Initially, suitable dosages of the compounds will generally range from about 0.001 mg to about 300 mg per kg body weight per day in divided doses, more preferably, between about 0.01 mg and 100 mg per kg body weight per day in divided doses. The compounds are preferably administered systemically as pharmaceutical formulations appropriate to such routes as oral, aerosol, intravenous, subcutaneously, or by any other route which may be effective in providing systemic dosing of the active compound. The compositions of pharmaceutical formulations are well known in the art. The treatment regimen preferably involves periodic administration. Moreover, long-term therapy may be indicated where allergic reactions appear to be triggered by continuous exposure to the allergen (s). Daily or twice daily administration has been effective in suppressing the IgE response to a single antigen challenge in animals when carried out continuously from a period of two to seven consecutive days. Thus, in a preferred embodiment, the compound is administered for at least two consecutive days at regular periodic intervals. However, the treatment regimen, including frequency of dosing and duration of treatment may be determined by the skilled practitioner, and modified as needed to provide optimal IgE down-regulation, depending on nature of the allergen, the dose, frequency, and duration of the allergen exposure, and the standard clinical indices.

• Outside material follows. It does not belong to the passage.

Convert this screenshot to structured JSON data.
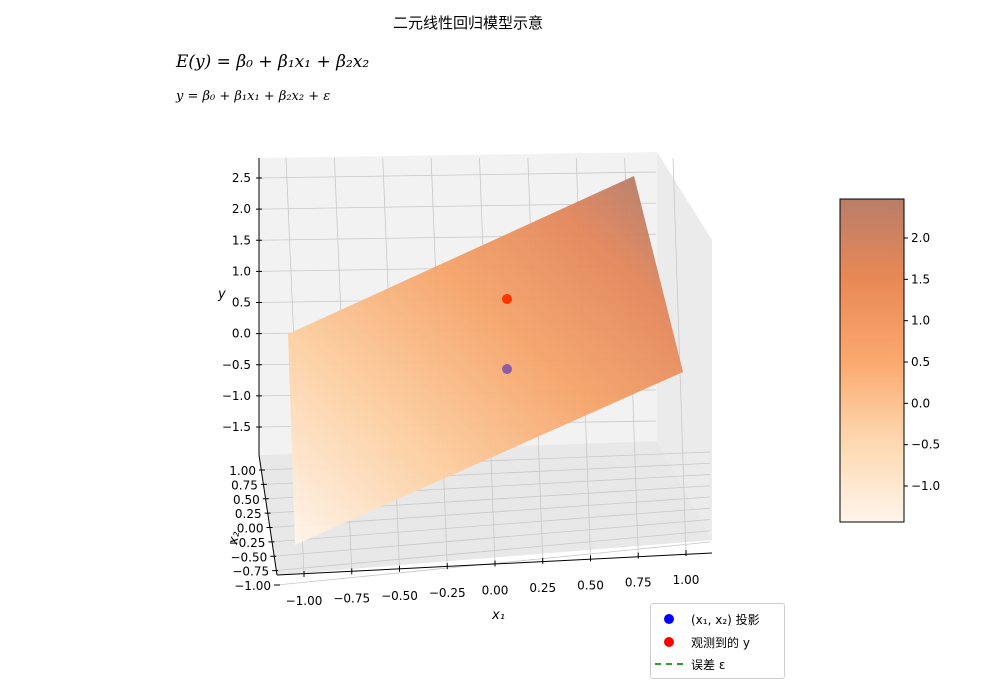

In one embodiment of the present invention, an IgE-suppressing compound may be administered in conjunction with one or more of the other small molecule inhibitors disclosed, in order to produce optimal down-regulation of the patient's IgE response. Further, it is envisioned that one or more of the compounds of the present invention may be administered in combination with other drugs already known or later discovered for treatment of the underlying cause as well as the acute symptoms of allergy or asthma. Such combination therapies envisioned within the scope of the present invention include mixing of one or more of the small molecule IgE-inhibitors together with one or more additional ingredients, known to be effective in reducing at least one symptom of the disease condition. In a variation, the small molecule IgE-inhibitors herein disclosed may be administered separately from the additional drugs, but during the same course of the disease condition, wherein both the IgE-inhibitor (s) and the palliative compounds are administered in accordance with their independent effective treatment regimens.